05.23.08

Types of Dependencies

Posted in General development at 3:04 pm by Kyoryu

Dependencies and coupling seem to cause the greatest pain in software development.  I think it’s useful to look at the types of dependencies that can exist.

Contained Dependencies

A contained dependency is a dependency that a class has, but which is not communicated externally.  The class uses the contained object, and so is dependent upon it, but does not propagate the dependency.  This is the most benign dependency, as if the dependency breaks, the class may break, but it can not (directly) break other objects.

Direct Dependency

A direct dependency is a dependency which is exposed directly by the class, either in a return value, a parameter, or a base class.  Direct dependencies are worse than contained dependencies, as they can directly break classes that use the class under discussion, both in terms of compilation and functionality.

Indirect Dependency

An indirect dependency is a dependency exposed by another dependency.  This is worse than direct dependencies, as this is how dependencies propagate, causing the system to become brittle.

Hidden Dependency

A hidden dependency is arguably the worst kind of dependency.  A hidden dependency is a contained dependency that can cause side effects, causing other components to fail.  Globals are, generally, hidden dependencies.

05.14.08

Defining Value Types

Posted in Uncategorized at 1:04 pm by Kyoryu

One of the things that’s been floating around in my mind is the difference between object types and value types.  Conceptually, it’s the difference between a dialog and an integer or string.  In my mind, I understand the intent, but I dislike categorizing by intent, as that leads to fuzzy definitions that eventually become meaningless.

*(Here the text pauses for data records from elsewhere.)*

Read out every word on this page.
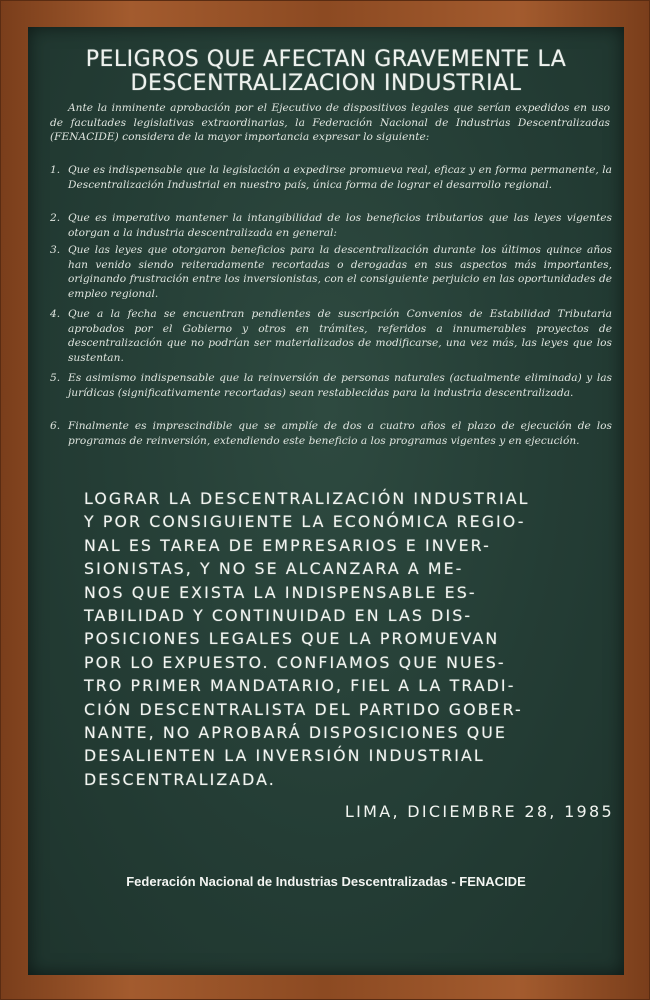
PELIGROS QUE AFECTAN GRAVEMENTE LA
DESCENTRALIZACION INDUSTRIAL

Ante la inminente aprobación por el Ejecutivo de dispositivos legales que serían expedidos en uso de facultades legislativas extraordinarias, la Federación Nacional de Industrias Descentralizadas (FENACIDE) considera de la mayor importancia expresar lo siguiente:

1. Que es indispensable que la legislación a expedirse promueva real, eficaz y en forma permanente, la Descentralización Industrial en nuestro país, única forma de lograr el desarrollo regional.
2. Que es imperativo mantener la intangibilidad de los beneficios tributarios que las leyes vigentes otorgan a la industria descentralizada en general:
3. Que las leyes que otorgaron beneficios para la descentralización durante los últimos quince años han venido siendo reiteradamente recortadas o derogadas en sus aspectos más importantes, originando frustración entre los inversionistas, con el consiguiente perjuicio en las oportunidades de empleo regional.
4. Que a la fecha se encuentran pendientes de suscripción Convenios de Estabilidad Tributaria aprobados por el Gobierno y otros en trámites, referidos a innumerables proyectos de descentralización que no podrían ser materializados de modificarse, una vez más, las leyes que los sustentan.
5. Es asimismo indispensable que la reinversión de personas naturales (actualmente eliminada) y las jurídicas (significativamente recortadas) sean restablecidas para la industria descentralizada.
6. Finalmente es imprescindible que se amplíe de dos a cuatro años el plazo de ejecución de los programas de reinversión, extendiendo este beneficio a los programas vigentes y en ejecución.
LOGRAR LA DESCENTRALIZACIÓN INDUSTRIAL
Y POR CONSIGUIENTE LA ECONÓMICA REGIO-
NAL ES TAREA DE EMPRESARIOS E INVER-
SIONISTAS, Y NO SE ALCANZARA A ME-
NOS QUE EXISTA LA INDISPENSABLE ES-
TABILIDAD Y CONTINUIDAD EN LAS DIS-
POSICIONES LEGALES QUE LA PROMUEVAN
POR LO EXPUESTO. CONFIAMOS QUE NUES-
TRO PRIMER MANDATARIO, FIEL A LA TRADI-
CIÓN DESCENTRALISTA DEL PARTIDO GOBER-
NANTE, NO APROBARÁ DISPOSICIONES QUE
DESALIENTEN LA INVERSIÓN INDUSTRIAL
DESCENTRALIZADA.
LIMA, DICIEMBRE 28, 1985
Federación Nacional de Industrias Descentralizadas - FENACIDE
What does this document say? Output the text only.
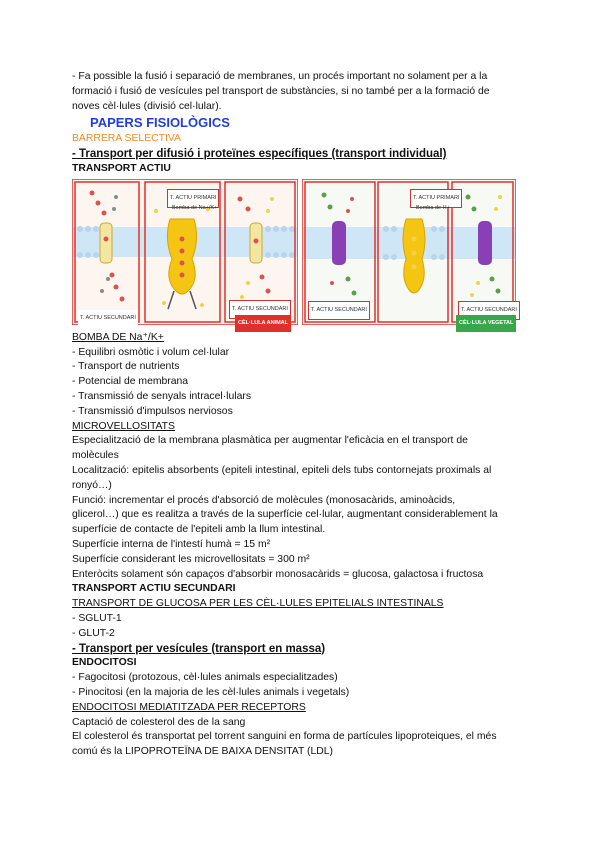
- Fa possible la fusió i separació de membranes, un procés important no solament per a la
formació i fusió de vesícules pel transport de substàncies, si no també per a la formació de
noves cèl·lules (divisió cel·lular).
PAPERS FISIOLÒGICS
BARRERA SELECTIVA
- Transport per difusió i proteïnes específiques (transport individual)
TRANSPORT ACTIU
T. ACTIU PRIMARI
Bomba de Na+/K+
T. ACTIU SECUNDARI
T. ACTIU SECUNDARI
CÈL·LULA ANIMAL
T. ACTIU PRIMARI
Bomba de H+
T. ACTIU SECUNDARI	T. ACTIU SECUNDARI
CÈL·LULA VEGETAL
BOMBA DE Na⁺/K+
- Equilibri osmòtic i volum cel·lular
- Transport de nutrients
- Potencial de membrana
- Transmissió de senyals intracel·lulars
- Transmissió d'impulsos nerviosos
MICROVELLOSITATS
Especialització de la membrana plasmàtica per augmentar l'eficàcia en el transport de
molècules
Localització: epitelis absorbents (epiteli intestinal, epiteli dels tubs contornejats proximals al
ronyó…)
Funció: incrementar el procés d'absorció de molècules (monosacàrids, aminoàcids,
glicerol…) que es realitza a través de la superfície cel·lular, augmentant considerablement la
superfície de contacte de l'epiteli amb la llum intestinal.
Superfície interna de l'intestí humà = 15 m²
Superfície considerant les microvellositats = 300 m²
Enteròcits solament són capaços d'absorbir monosacàrids = glucosa, galactosa i fructosa
TRANSPORT ACTIU SECUNDARI
TRANSPORT DE GLUCOSA PER LES CÈL·LULES EPITELIALS INTESTINALS
- SGLUT-1
- GLUT-2
- Transport per vesícules (transport en massa)
ENDOCITOSI
- Fagocitosi (protozous, cèl·lules animals especialitzades)
- Pinocitosi (en la majoria de les cèl·lules animals i vegetals)
ENDOCITOSI MEDIATITZADA PER RECEPTORS
Captació de colesterol des de la sang
El colesterol és transportat pel torrent sanguini en forma de partícules lipoproteiques, el més
comú és la LIPOPROTEÏNA DE BAIXA DENSITAT (LDL)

The other way to define value types is by storage – stack vs. heap.  I really don’t like this, though, as one of the advantages of value types is that it’s safe to pass them by reference.  I would say a string in C# is a value type, even though it’s a class (and therefore passed by reference).

So, here’s a set of criteria to determine if something is a value type or not.  These criteria don’t specify whether a particular type could be implemented as a value type, only whether or not they are a value type as implemented.

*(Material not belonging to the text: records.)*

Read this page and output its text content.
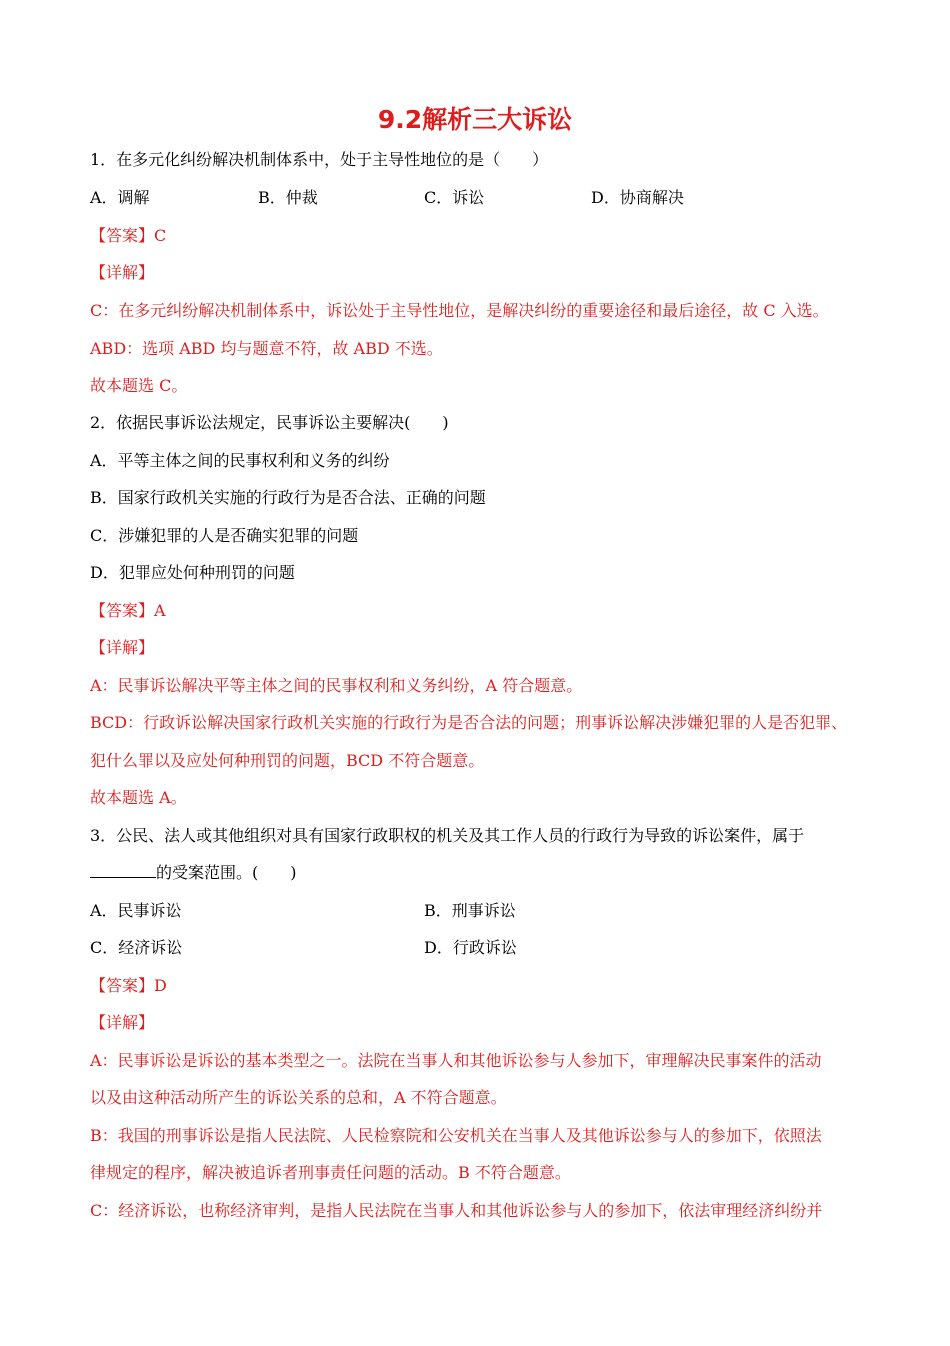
9.2解析三大诉讼
1．在多元化纠纷解决机制体系中，处于主导性地位的是（　　）
A．调解	B．仲裁	C．诉讼	D．协商解决
【答案】C
【详解】
C：在多元纠纷解决机制体系中，诉讼处于主导性地位，是解决纠纷的重要途径和最后途径，故 C 入选。
ABD：选项 ABD 均与题意不符，故 ABD 不选。
故本题选 C。
2．依据民事诉讼法规定，民事诉讼主要解决(　　)
A．平等主体之间的民事权利和义务的纠纷
B．国家行政机关实施的行政行为是否合法、正确的问题
C．涉嫌犯罪的人是否确实犯罪的问题
D．犯罪应处何种刑罚的问题
【答案】A
【详解】
A：民事诉讼解决平等主体之间的民事权利和义务纠纷，A 符合题意。
BCD：行政诉讼解决国家行政机关实施的行政行为是否合法的问题；刑事诉讼解决涉嫌犯罪的人是否犯罪、
犯什么罪以及应处何种刑罚的问题，BCD 不符合题意。
故本题选 A。
3．公民、法人或其他组织对具有国家行政职权的机关及其工作人员的行政行为导致的诉讼案件，属于
的受案范围。(　　)
A．民事诉讼	B．刑事诉讼
C．经济诉讼	D．行政诉讼
【答案】D
【详解】
A：民事诉讼是诉讼的基本类型之一。法院在当事人和其他诉讼参与人参加下，审理解决民事案件的活动
以及由这种活动所产生的诉讼关系的总和，A 不符合题意。
B：我国的刑事诉讼是指人民法院、人民检察院和公安机关在当事人及其他诉讼参与人的参加下，依照法
律规定的程序，解决被追诉者刑事责任问题的活动。B 不符合题意。
C：经济诉讼，也称经济审判，是指人民法院在当事人和其他诉讼参与人的参加下，依法审理经济纠纷并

  1. The type must be immutable.  Any methods called on the type cannot change its members.  If a modification is desired, the method should create a new object of the same type, and return that object.
  2. The type must only reference other value types.

If your type follows these two rules, it is guaranteed to be side-effect free.

Rule #2 might be relaxed, if the reference type that the type holds is guaranteed to never be exposed (so nothing can ever modify it), and the object never modifies it itself.

Edit a year later:  Another exemption is that a type can be a value type if it never acts upon any reference types that it contains.  A list can be a value tpe, then, as it doesn’t actually act on any of its contents.